You can have a perfectly functional website without images. But if you compare your site with one that’s just as functional but also uses graphics, you’ll lose. Most people will go to the other site and leave yours gathering dust.
Getting Graphics – for free
Most of us are not artists, and even if I know an artist or three, most of them spend their time using paintbrushes and canvases. Many are not really comfortable with electronic media. So how do average people who want great graphics for their web sites get them? The good news is that excellent graphics are all over the place. In recent years, the World Wide Web has become increasingly graphical, and the quality of those graphics has improved immensely from the early days of the Internet.
Heeding copyrights and credits
Every web browser is a funnel for graphics. Any image that you can see in it, you can download and put on your site. However, you need to consider a few factors before you use graphics. Yes, you can grab every image file that you find. But you can not necessarily use them all without consequences.
When an artist creates an image, that artist owns the copyright to that image. Just like the word says, that gives the artist and the artist alone the right to make copies, electronic or otherwise. The artist can give other people permission to make copies of the image, or even sell the copyright to someone, but unless he or she does so, the artist remains in total control over the image.
Never take legal advice from anyone who spells copy right as copy write. One of the few ways in which someone can lose a copyright is if artists state that they’re placing a work in the public domain, which means that they’re surrendering their copyright and others can do anything that they want with the work. Many people do not understand what public domain means though, and you sometimes run across a statement on a website that says something incredible like, “I retain the copyright to all these images, but I’m placing them in the public domain, so feel free to use them. ” If you find one of the secontradictory disclaimers, and you really want to use the images, your best course is to contact the artist for confirmation on this matter.
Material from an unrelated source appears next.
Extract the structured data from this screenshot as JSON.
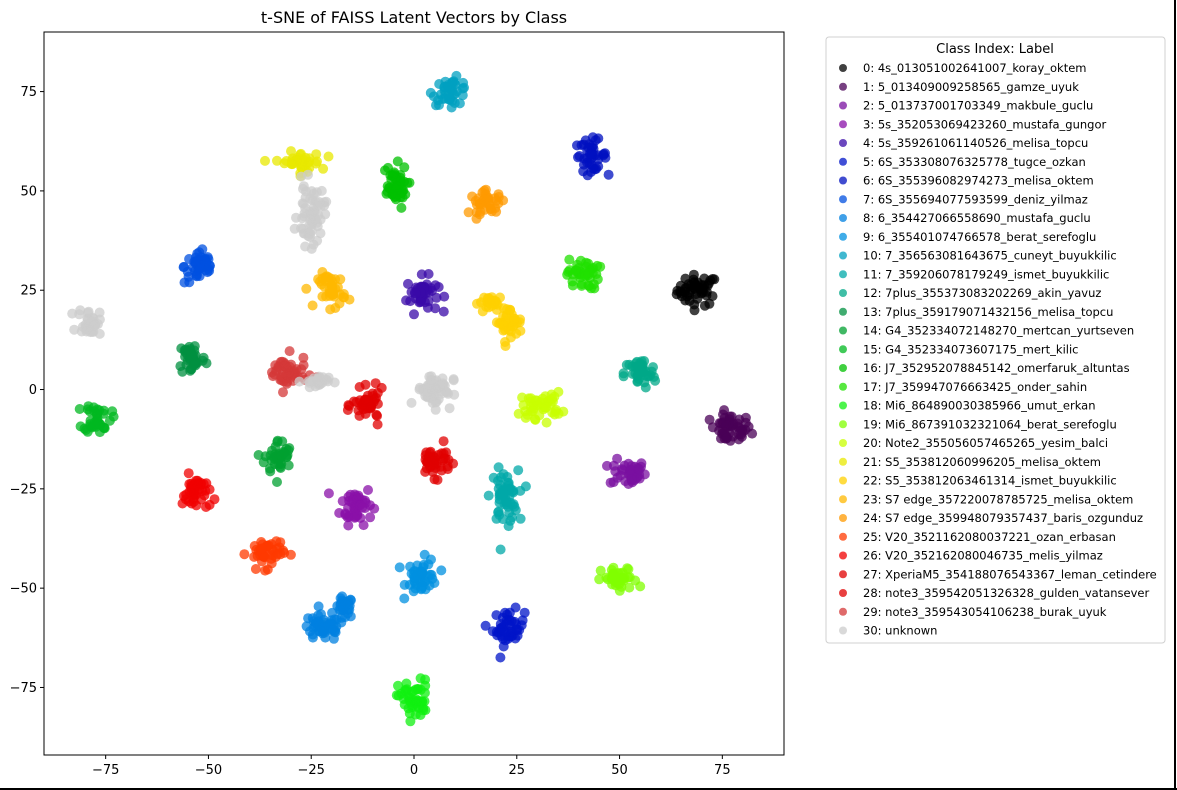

Typically, you may find five different situations with fine print on an artist’s website, as the following list describes:
The artist states that you can not use the images. Just walk away, you can find plenty of others out there.
The artist states that you can use the images without any conditions on their usage. Go ahead and download to your heart’s content.
The artist states that you can use the images if you do certain things, such as include a link back to the page they’re on or include a copyright notice under the image. Do what the artist asks and use the images.
The artist states that you can use the images freely if you run a non-commercial site but that commercial sites must pay. If you’re commercial and the work is good, pay up, it’s not going to break the bank.
After all, you’re not buying a Picasso original here.
The artist provides no information at all about usage. Either walk away or e-mail the artist to find out the policy first before using any images.
Creating your own images
The easiest way to avoid copyright problems is to make your own images. That way, you own the copyright unless you’re working under contract for someone such as a Web design firm, in which case that company probably owns the copyright.
Programs like Photoshop and Fireworks make it relatively easy for those of us who are not very graphically talented to come up with professional looking images.